# help a brotha out!



## XdinobotX (Jan 9, 2010)

So I think it's time for a new board since I have been riding a 5150 ranquet series for 3 seasons now. I'm looking at the 2009 rossignol decoy for $299 is it worth the cash? Or are there any boards that are better for the same price? Let me know what you guys think.


----------



## sojourn17 (Jan 10, 2010)

Ive been riding a rossignol nomad for about 4 years and love it, what type of boarding do you do? 
If your area has any ski swap or trade days check those out, you can save a lot of money and get some great equipment.


----------



## XdinobotX (Jan 9, 2010)

Well it's mostly groomers and tree runs but now i'm starting to get into feestyle a lot more. The only bummer on the ski swap is it happened back in late October.


----------



## sojourn17 (Jan 10, 2010)

Haha yeah thats not gonna help.
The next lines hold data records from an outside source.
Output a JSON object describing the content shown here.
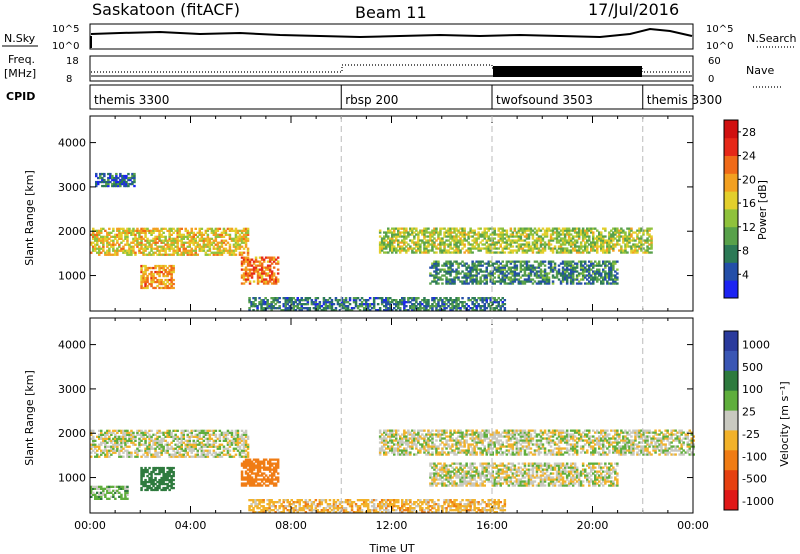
{
  "header": {
    "radar": "Saskatoon (fitACF)",
    "beam": "Beam 11",
    "date": "17/Jul/2016"
  },
  "noise_panel": {
    "left_label": "N.Sky",
    "left_ticks": [
      "10^5",
      "10^0"
    ],
    "right_ticks": [
      "10^5",
      "10^0"
    ],
    "right_label": "N.Search"
  },
  "freq_panel": {
    "left_label_1": "Freq.",
    "left_label_2": "[MHz]",
    "left_ticks": [
      "18",
      "8"
    ],
    "right_ticks": [
      "60",
      "0"
    ],
    "right_label": "Nave"
  },
  "cpid": {
    "label": "CPID",
    "modes": [
      {
        "name": "themis 3300",
        "start_hour": 0
      },
      {
        "name": "rbsp 200",
        "start_hour": 10
      },
      {
        "name": "twofsound 3503",
        "start_hour": 16
      },
      {
        "name": "themis 3300",
        "start_hour": 22
      }
    ]
  },
  "colors": {
    "velocity_scale": [
      "#2a3a9c",
      "#3a56b4",
      "#2e7a3e",
      "#5fae3c",
      "#c9c9c0",
      "#f2b22a",
      "#f07c14",
      "#e64010",
      "#e01818"
    ]
  },
  "chart_data": [
    {
      "type": "heatmap",
      "title": "",
      "xlabel": "",
      "ylabel": "Slant Range [km]",
      "xlim": [
        0,
        24
      ],
      "ylim": [
        200,
        4600
      ],
      "y_ticks": [
        "1000",
        "2000",
        "3000",
        "4000"
      ],
      "colorbar": {
        "label": "Power [dB]",
        "ticks": [
          "4",
          "8",
          "12",
          "16",
          "20",
          "24",
          "28"
        ],
        "range": [
          0,
          30
        ],
        "colors": [
          "#1c23f2",
          "#244fa8",
          "#2c7a56",
          "#58a14a",
          "#8fc23c",
          "#e3cf2c",
          "#f3a020",
          "#f06a18",
          "#e62818",
          "#d01010"
        ]
      },
      "regions": [
        {
          "t0": 0.0,
          "t1": 6.3,
          "r0": 1450,
          "r1": 2050,
          "power": 17
        },
        {
          "t0": 6.0,
          "t1": 7.5,
          "r0": 800,
          "r1": 1400,
          "power": 22
        },
        {
          "t0": 2.0,
          "t1": 3.3,
          "r0": 700,
          "r1": 1200,
          "power": 20
        },
        {
          "t0": 0.2,
          "t1": 1.8,
          "r0": 3000,
          "r1": 3300,
          "power": 6
        },
        {
          "t0": 11.5,
          "t1": 22.3,
          "r0": 1500,
          "r1": 2050,
          "power": 14
        },
        {
          "t0": 13.5,
          "t1": 21.0,
          "r0": 800,
          "r1": 1300,
          "power": 8
        },
        {
          "t0": 6.3,
          "t1": 16.5,
          "r0": 200,
          "r1": 500,
          "power": 7
        }
      ]
    },
    {
      "type": "heatmap",
      "title": "",
      "xlabel": "Time UT",
      "ylabel": "Slant Range [km]",
      "xlim": [
        0,
        24
      ],
      "ylim": [
        200,
        4600
      ],
      "x_ticks": [
        "00:00",
        "04:00",
        "08:00",
        "12:00",
        "16:00",
        "20:00",
        "00:00"
      ],
      "y_ticks": [
        "1000",
        "2000",
        "3000",
        "4000"
      ],
      "colorbar": {
        "label": "Velocity [m s⁻¹]",
        "ticks": [
          "1000",
          "500",
          "100",
          "25",
          "-25",
          "-100",
          "-500",
          "-1000"
        ],
        "range": [
          -1000,
          1000
        ]
      },
      "regions": [
        {
          "t0": 0.0,
          "t1": 6.3,
          "r0": 1450,
          "r1": 2050,
          "velocity": 0
        },
        {
          "t0": 2.0,
          "t1": 3.3,
          "r0": 700,
          "r1": 1200,
          "velocity": 200
        },
        {
          "t0": 6.0,
          "t1": 7.5,
          "r0": 800,
          "r1": 1400,
          "velocity": -300
        },
        {
          "t0": 11.5,
          "t1": 24.0,
          "r0": 1500,
          "r1": 2050,
          "velocity": 0
        },
        {
          "t0": 13.5,
          "t1": 21.0,
          "r0": 800,
          "r1": 1300,
          "velocity": 0
        },
        {
          "t0": 6.3,
          "t1": 16.5,
          "r0": 200,
          "r1": 500,
          "velocity": -60
        },
        {
          "t0": 0.0,
          "t1": 1.5,
          "r0": 500,
          "r1": 800,
          "velocity": 60
        }
      ]
    }
  ]
}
I read some reviews about the decoy and it sounds solid, overall great handling and made for freestyle. Why are you wanting a new board? is the 5150 beat up? 300 for the decoy is a great price.


----------



## XdinobotX (Jan 9, 2010)

your telling me haha well it's starting to get pretty banged up (enough for 2 ptex jobs just this season :laugh. I'm definitely going to keep it around as a "rock board" for when there isn't much snow but i want to ride haha and i'm just feeling like it's time for me to pick up a new one


----------